For additional information about treaty obligations and points of contact at local IP offices, please see WIPO’s country profiles at http://www.wipo.int/directory/en/ . The U.S. Embassy point of contact for IPR related issues is Logan Council ( CouncilLR@state.gov ). For legal counsel, refer to Angola’s Country Commercial Guide Local Professional Services List ( http://export.gov/ccg/angola090710.asp
10. Political and Security Environment
Angola maintains a politically stable environment. Politically motivated violence is not a high risk, and incidents are rare. The last significant incident of political violence happened in 2010 during an attack against the Togolese national soccer team by FLEC-PM (Front for the Liberation of the Enclave of Cabinda—Military Position) in the northern province of Cabinda. FLEC threatened Chinese workers in Cabinda in 2015 and claimed in 2016 that they would return to active armed struggle against the Angolan government forces. No attacks have since ensued and the FLEC has remained relatively inactive.

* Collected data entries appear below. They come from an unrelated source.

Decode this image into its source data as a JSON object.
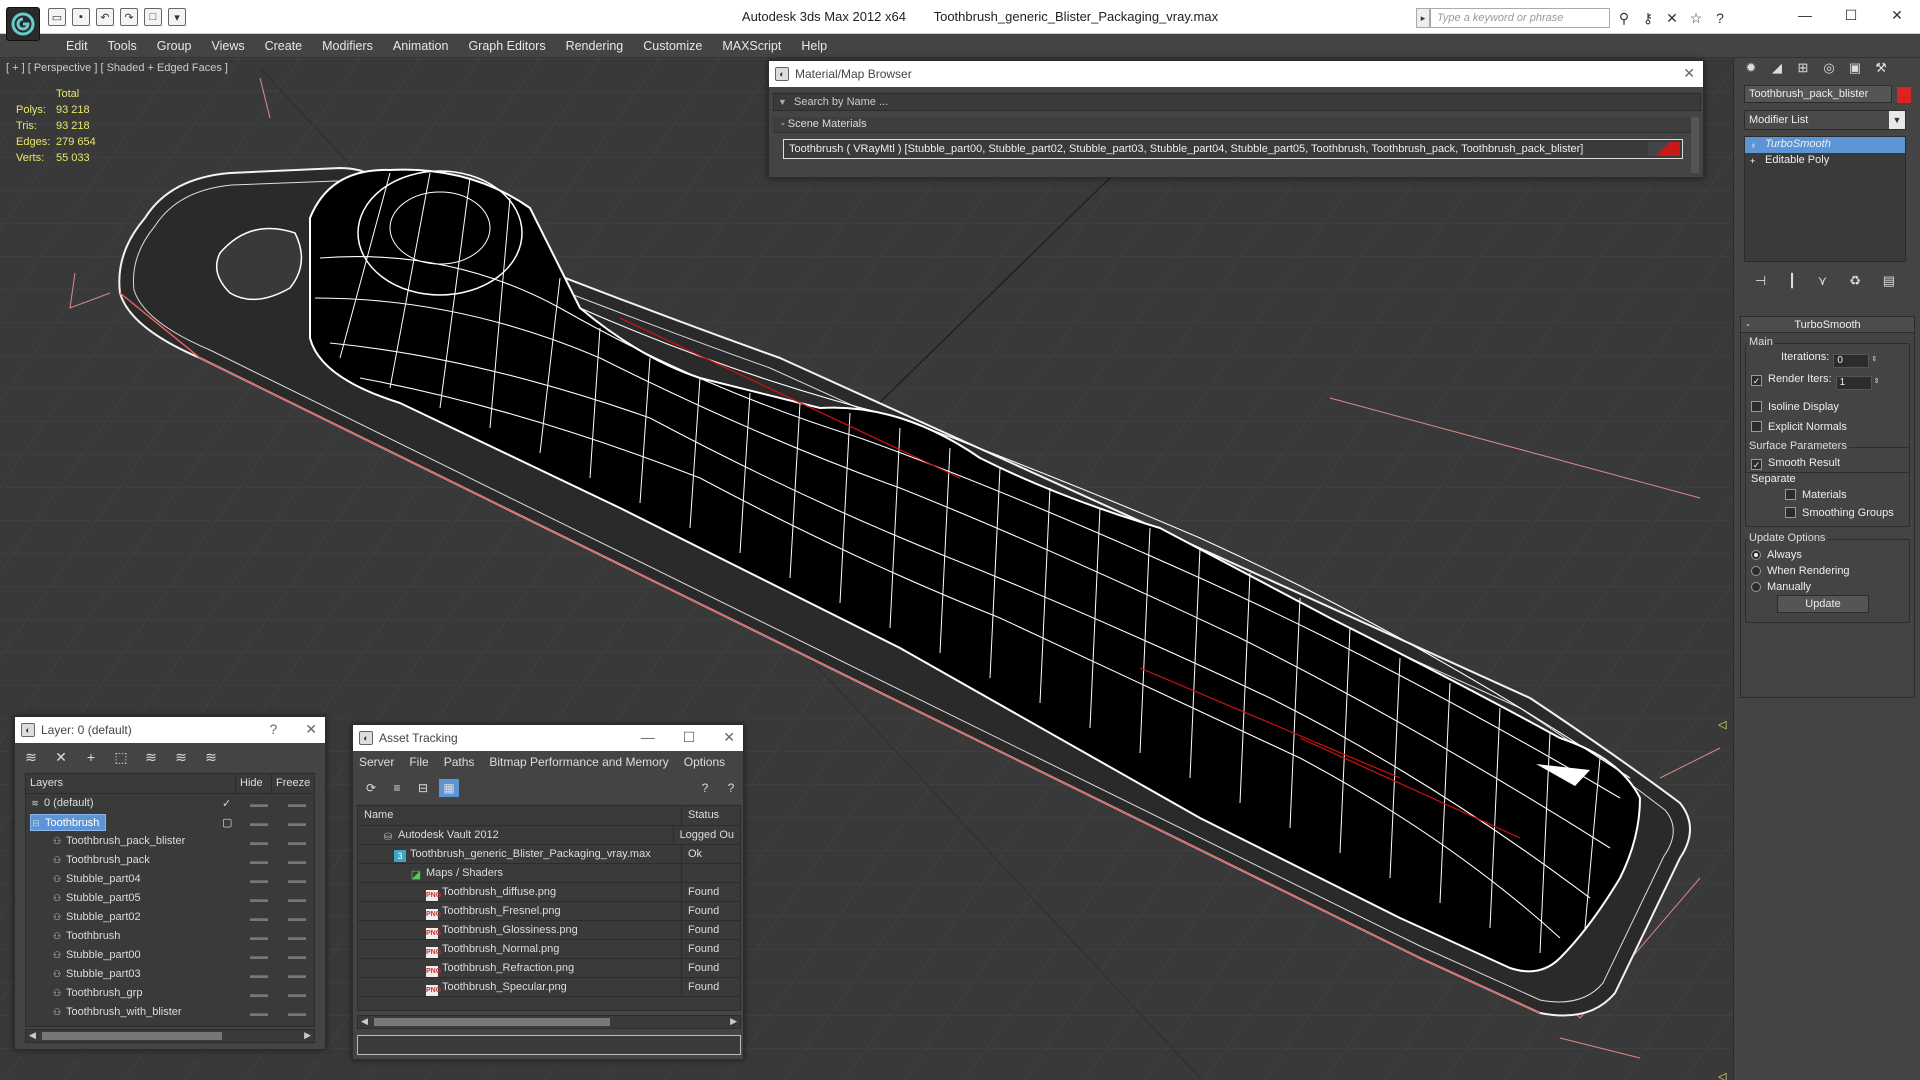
{
  "app": {
    "title": "Autodesk 3ds Max  2012 x64",
    "file": "Toothbrush_generic_Blister_Packaging_vray.max",
    "search_placeholder": "Type a keyword or phrase"
  },
  "menu": [
    "Edit",
    "Tools",
    "Group",
    "Views",
    "Create",
    "Modifiers",
    "Animation",
    "Graph Editors",
    "Rendering",
    "Customize",
    "MAXScript",
    "Help"
  ],
  "viewport": {
    "label": "[ + ] [ Perspective ] [ Shaded + Edged Faces ]",
    "stats": {
      "header": "Total",
      "rows": [
        {
          "label": "Polys:",
          "value": "93 218"
        },
        {
          "label": "Tris:",
          "value": "93 218"
        },
        {
          "label": "Edges:",
          "value": "279 654"
        },
        {
          "label": "Verts:",
          "value": "55 033"
        }
      ]
    }
  },
  "material_browser": {
    "title": "Material/Map Browser",
    "search": "Search by Name ...",
    "section": "Scene Materials",
    "material": "Toothbrush  ( VRayMtl ) [Stubble_part00, Stubble_part02, Stubble_part03, Stubble_part04, Stubble_part05, Toothbrush, Toothbrush_pack, Toothbrush_pack_blister]"
  },
  "command_panel": {
    "object_name": "Toothbrush_pack_blister",
    "modifier_list": "Modifier List",
    "stack": [
      "TurboSmooth",
      "Editable Poly"
    ],
    "rollout": {
      "title": "TurboSmooth",
      "main_label": "Main",
      "iterations_label": "Iterations:",
      "iterations_value": "0",
      "render_iters_label": "Render Iters:",
      "render_iters_value": "1",
      "isoline": "Isoline Display",
      "explicit_normals": "Explicit Normals",
      "surface_label": "Surface Parameters",
      "smooth_result": "Smooth Result",
      "separate": "Separate",
      "materials": "Materials",
      "smoothing_groups": "Smoothing Groups",
      "update_options": "Update Options",
      "always": "Always",
      "when_rendering": "When Rendering",
      "manually": "Manually",
      "update_button": "Update"
    }
  },
  "layer_panel": {
    "title": "Layer: 0 (default)",
    "help": "?",
    "columns": [
      "Layers",
      "Hide",
      "Freeze"
    ],
    "rows": [
      {
        "name": "0 (default)",
        "indent": 1
      },
      {
        "name": "Toothbrush",
        "indent": 1
      },
      {
        "name": "Toothbrush_pack_blister",
        "indent": 2
      },
      {
        "name": "Toothbrush_pack",
        "indent": 2
      },
      {
        "name": "Stubble_part04",
        "indent": 2
      },
      {
        "name": "Stubble_part05",
        "indent": 2
      },
      {
        "name": "Stubble_part02",
        "indent": 2
      },
      {
        "name": "Toothbrush",
        "indent": 2
      },
      {
        "name": "Stubble_part00",
        "indent": 2
      },
      {
        "name": "Stubble_part03",
        "indent": 2
      },
      {
        "name": "Toothbrush_grp",
        "indent": 2
      },
      {
        "name": "Toothbrush_with_blister",
        "indent": 2
      }
    ]
  },
  "asset_tracking": {
    "title": "Asset Tracking",
    "menu": [
      "Server",
      "File",
      "Paths",
      "Bitmap Performance and Memory",
      "Options"
    ],
    "columns": [
      "Name",
      "Status"
    ],
    "rows": [
      {
        "name": "Autodesk Vault 2012",
        "status": "Logged Ou",
        "icon": "vault",
        "indent": 24
      },
      {
        "name": "Toothbrush_generic_Blister_Packaging_vray.max",
        "status": "Ok",
        "icon": "max",
        "indent": 36
      },
      {
        "name": "Maps / Shaders",
        "status": "",
        "icon": "maps",
        "indent": 52
      },
      {
        "name": "Toothbrush_diffuse.png",
        "status": "Found",
        "icon": "png",
        "indent": 68
      },
      {
        "name": "Toothbrush_Fresnel.png",
        "status": "Found",
        "icon": "png",
        "indent": 68
      },
      {
        "name": "Toothbrush_Glossiness.png",
        "status": "Found",
        "icon": "png",
        "indent": 68
      },
      {
        "name": "Toothbrush_Normal.png",
        "status": "Found",
        "icon": "png",
        "indent": 68
      },
      {
        "name": "Toothbrush_Refraction.png",
        "status": "Found",
        "icon": "png",
        "indent": 68
      },
      {
        "name": "Toothbrush_Specular.png",
        "status": "Found",
        "icon": "png",
        "indent": 68
      }
    ]
  }
}
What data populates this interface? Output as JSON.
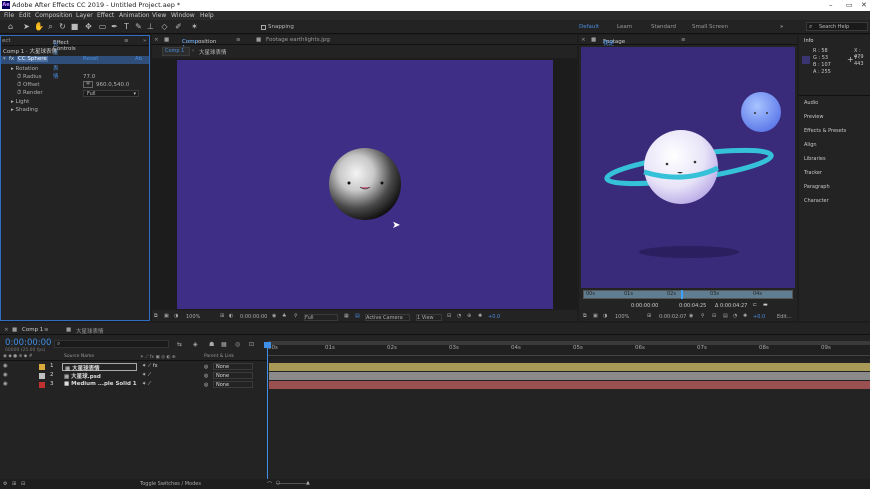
{
  "window": {
    "title": "Adobe After Effects CC 2019 - Untitled Project.aep *",
    "logo": "Ae",
    "controls": [
      "–",
      "▭",
      "✕"
    ]
  },
  "menu": [
    "File",
    "Edit",
    "Composition",
    "Layer",
    "Effect",
    "Animation",
    "View",
    "Window",
    "Help"
  ],
  "toolbar": {
    "snapping_label": "Snapping",
    "workspaces": [
      "Default",
      "Learn",
      "Standard",
      "Small Screen"
    ],
    "search_placeholder": "Search Help"
  },
  "effect_controls": {
    "tab_left": "ect",
    "tab_label": "Effect Controls",
    "tab_layer": "大星球表情",
    "breadcrumb": "Comp 1 · 大星球表情",
    "effect_name": "CC Sphere",
    "reset": "Reset",
    "about": "Ab",
    "rows": [
      {
        "label": "Rotation"
      },
      {
        "label": "Radius",
        "value": "77.0"
      },
      {
        "label": "Offset",
        "value": "960.0,540.0"
      },
      {
        "label": "Render",
        "value": "Full"
      },
      {
        "label": "Light"
      },
      {
        "label": "Shading"
      }
    ]
  },
  "composition": {
    "tab_label": "Composition",
    "tab_comp": "Comp 1",
    "footage_tab": "Footage earthlights.jpg",
    "subtab_comp": "Comp 1",
    "subtab_layer": "大星球表情",
    "footer": {
      "zoom": "100%",
      "time": "0:00:00:00",
      "resolution": "Full",
      "camera": "Active Camera",
      "view": "1 View",
      "exposure": "+0.0"
    }
  },
  "footage": {
    "tab_label": "Footage",
    "tab_name": "我是的小星球.gif",
    "ruler": [
      "00s",
      "01s",
      "02s",
      "03s",
      "04s",
      "05s"
    ],
    "times": {
      "in": "0:00:00:00",
      "out": "0:00:04:25",
      "duration": "Δ 0:00:04:27"
    },
    "footer": {
      "zoom": "100%",
      "time": "0:00:02:07",
      "exposure": "+0.0",
      "edit": "Edit..."
    }
  },
  "info": {
    "title": "Info",
    "r": "R : 58",
    "g": "G : 53",
    "b": "B : 107",
    "a": "A : 255",
    "x": "X : 479",
    "y": "Y : 443",
    "panels": [
      "Audio",
      "Preview",
      "Effects & Presets",
      "Align",
      "Libraries",
      "Tracker",
      "Paragraph",
      "Character"
    ]
  },
  "timeline": {
    "tab_comp": "Comp 1",
    "tab_layer": "大星球表情",
    "current_time": "0:00:00:00",
    "fps": "00000 (25.00 fps)",
    "col_source": "Source Name",
    "col_parent": "Parent & Link",
    "ruler": [
      "00s",
      "01s",
      "02s",
      "03s",
      "04s",
      "05s",
      "06s",
      "07s",
      "08s",
      "09s"
    ],
    "layers": [
      {
        "num": "1",
        "name": "大星球表情",
        "parent": "None",
        "color": "#d9a93c"
      },
      {
        "num": "2",
        "name": "大星球.psd",
        "parent": "None",
        "color": "#c0c0c0"
      },
      {
        "num": "3",
        "name": "Medium ...ple Solid 1",
        "parent": "None",
        "color": "#c03030"
      }
    ],
    "toggle": "Toggle Switches / Modes"
  }
}
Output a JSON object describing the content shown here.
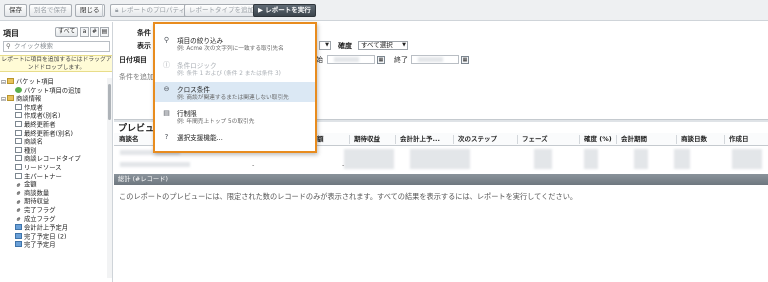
{
  "toolbar": {
    "save": "保存",
    "save_as": "別名で保存",
    "close": "閉じる",
    "report_props": "レポートのプロパティ",
    "add_report_type": "レポートタイプを追加",
    "run_report": "レポートを実行"
  },
  "left": {
    "title": "項目",
    "filter_label": "すべて",
    "search_placeholder": "クイック検索",
    "hint": "レポートに項目を追加するにはドラッグアンドドロップします。",
    "tree": [
      {
        "label": "バケット項目",
        "icon": "folder-icon",
        "indent": 0,
        "toggle": "⊟"
      },
      {
        "label": "バケット項目の追加",
        "icon": "add-icon",
        "indent": 2,
        "toggle": ""
      },
      {
        "label": "商談情報",
        "icon": "folder-icon",
        "indent": 0,
        "toggle": "⊟"
      },
      {
        "label": "作成者",
        "icon": "field-icon",
        "indent": 2,
        "toggle": ""
      },
      {
        "label": "作成者(別名)",
        "icon": "field-icon",
        "indent": 2,
        "toggle": ""
      },
      {
        "label": "最終更新者",
        "icon": "field-icon",
        "indent": 2,
        "toggle": ""
      },
      {
        "label": "最終更新者(別名)",
        "icon": "field-icon",
        "indent": 2,
        "toggle": ""
      },
      {
        "label": "商談名",
        "icon": "field-icon",
        "indent": 2,
        "toggle": ""
      },
      {
        "label": "種別",
        "icon": "field-icon",
        "indent": 2,
        "toggle": ""
      },
      {
        "label": "商談レコードタイプ",
        "icon": "field-icon",
        "indent": 2,
        "toggle": ""
      },
      {
        "label": "リードソース",
        "icon": "field-icon",
        "indent": 2,
        "toggle": ""
      },
      {
        "label": "主パートナー",
        "icon": "field-icon",
        "indent": 2,
        "toggle": ""
      },
      {
        "label": "金額",
        "icon": "number-icon",
        "indent": 2,
        "toggle": ""
      },
      {
        "label": "商談数量",
        "icon": "number-icon",
        "indent": 2,
        "toggle": ""
      },
      {
        "label": "期待収益",
        "icon": "number-icon",
        "indent": 2,
        "toggle": ""
      },
      {
        "label": "完了フラグ",
        "icon": "number-icon",
        "indent": 2,
        "toggle": ""
      },
      {
        "label": "成立フラグ",
        "icon": "number-icon",
        "indent": 2,
        "toggle": ""
      },
      {
        "label": "会計計上予定月",
        "icon": "date-icon",
        "indent": 2,
        "toggle": ""
      },
      {
        "label": "完了予定日 (2)",
        "icon": "date-icon",
        "indent": 2,
        "toggle": ""
      },
      {
        "label": "完了予定月",
        "icon": "date-icon",
        "indent": 2,
        "toggle": ""
      }
    ]
  },
  "filters": {
    "conditions_label": "条件",
    "add_label": "追加",
    "show_label": "表示",
    "date_field_label": "日付項目",
    "start_label": "始",
    "end_label": "終了",
    "probability_label": "確度",
    "probability_value": "すべて選択",
    "no_conditions": "条件を追加"
  },
  "dropdown": {
    "items": [
      {
        "title": "項目の絞り込み",
        "sub": "例: Acme 次の文字列に一致する取引先名",
        "icon": "filter-icon",
        "disabled": false,
        "highlight": false
      },
      {
        "title": "条件ロジック",
        "sub": "例: 条件 1 および (条件 2 または条件 3)",
        "icon": "logic-icon",
        "disabled": true,
        "highlight": false
      },
      {
        "title": "クロス条件",
        "sub": "例: 商談が関連するまたは関連しない取引先",
        "icon": "cross-filter-icon",
        "disabled": false,
        "highlight": true
      },
      {
        "title": "行制限",
        "sub": "例: 年間売上トップ 5の取引先",
        "icon": "row-limit-icon",
        "disabled": false,
        "highlight": false
      },
      {
        "title": "選択支援機能...",
        "sub": "",
        "icon": "help-icon",
        "disabled": false,
        "highlight": false
      }
    ]
  },
  "preview": {
    "title": "プレビュー",
    "columns": [
      "商談名",
      "額",
      "期待収益",
      "会計計上予...",
      "次のステップ",
      "フェーズ",
      "確度 (%)",
      "会計期間",
      "商談日数",
      "作成日"
    ],
    "summary_label": "総計 (#レコード)",
    "note": "このレポートのプレビューには、限定された数のレコードのみが表示されます。すべての結果を表示するには、レポートを実行してください。",
    "dash": "-"
  }
}
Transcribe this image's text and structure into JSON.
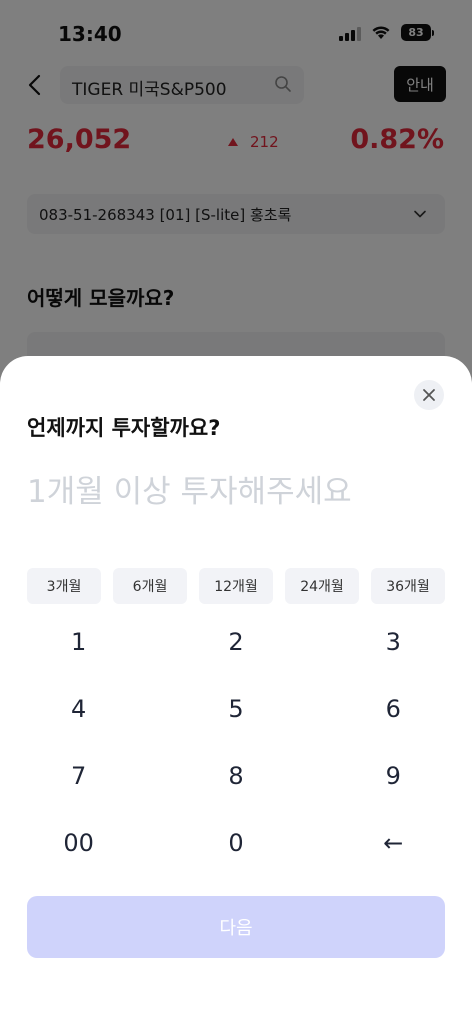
{
  "status": {
    "time": "13:40",
    "battery": "83"
  },
  "header": {
    "search_text": "TIGER 미국S&P500",
    "guide_label": "안내"
  },
  "quote": {
    "price": "26,052",
    "change": "212",
    "rate": "0.82%"
  },
  "account": {
    "text": "083-51-268343 [01] [S-lite] 홍초록"
  },
  "section": {
    "title": "어떻게 모을까요?"
  },
  "sheet": {
    "title": "언제까지 투자할까요?",
    "placeholder": "1개월 이상 투자해주세요",
    "chips": [
      "3개월",
      "6개월",
      "12개월",
      "24개월",
      "36개월"
    ],
    "keys": [
      [
        "1",
        "2",
        "3"
      ],
      [
        "4",
        "5",
        "6"
      ],
      [
        "7",
        "8",
        "9"
      ],
      [
        "00",
        "0",
        "←"
      ]
    ],
    "next_label": "다음"
  },
  "colors": {
    "accent_red": "#e2283b",
    "next_disabled": "#cfd3fb",
    "placeholder": "#cfd3d9"
  },
  "icons": [
    "back-arrow-icon",
    "search-icon",
    "chevron-down-icon",
    "close-icon",
    "signal-icon",
    "wifi-icon",
    "battery-icon"
  ]
}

President Lourenco has pledged to govern for all Angolans and to combat two of the country’s major problems: corruption and mismanagement of public funds. President Lourenco’s government seeks reform of the state and national cohesion. Local elections – “Autarquias” –were anticipated to take place in 2020 but have not yet occurred due to the COVID-19 pandemic and the lack of key legislation governing the elections.
Angola is also becoming more assertive and demonstrating a more steadfast commitment to peace and stability in Africa, particularly in the Great Lakes region. In 2019 and 2020 it facilitated an agreement to end mounting tensions between the Rwanda and Uganda. Angola maintains the rotating presidency of the International Conference on the Great Lakes Region (ICGLR) and has played an important convening role on the situation in the Central African Republic.
With Angola’s economy continuing to struggle, social dissatisfaction is on the rise and is triggering reactions particularly among Angolan young adults who take to the streets occasionally to protest against overall economic hardship and unrealized political pledges. Large pockets of the population live in poverty without adequate access to basic services, and the country could benefit from more inclusive development policies. According to the 2018/2019 Expenditure and Income Survey from the National Institute of Statistics, the poverty index was at 40.6%. A social protection scheme program has been launched with a pilot cash transfer project which will benefit over 1.6 million vulnerable families until 2022 around the country.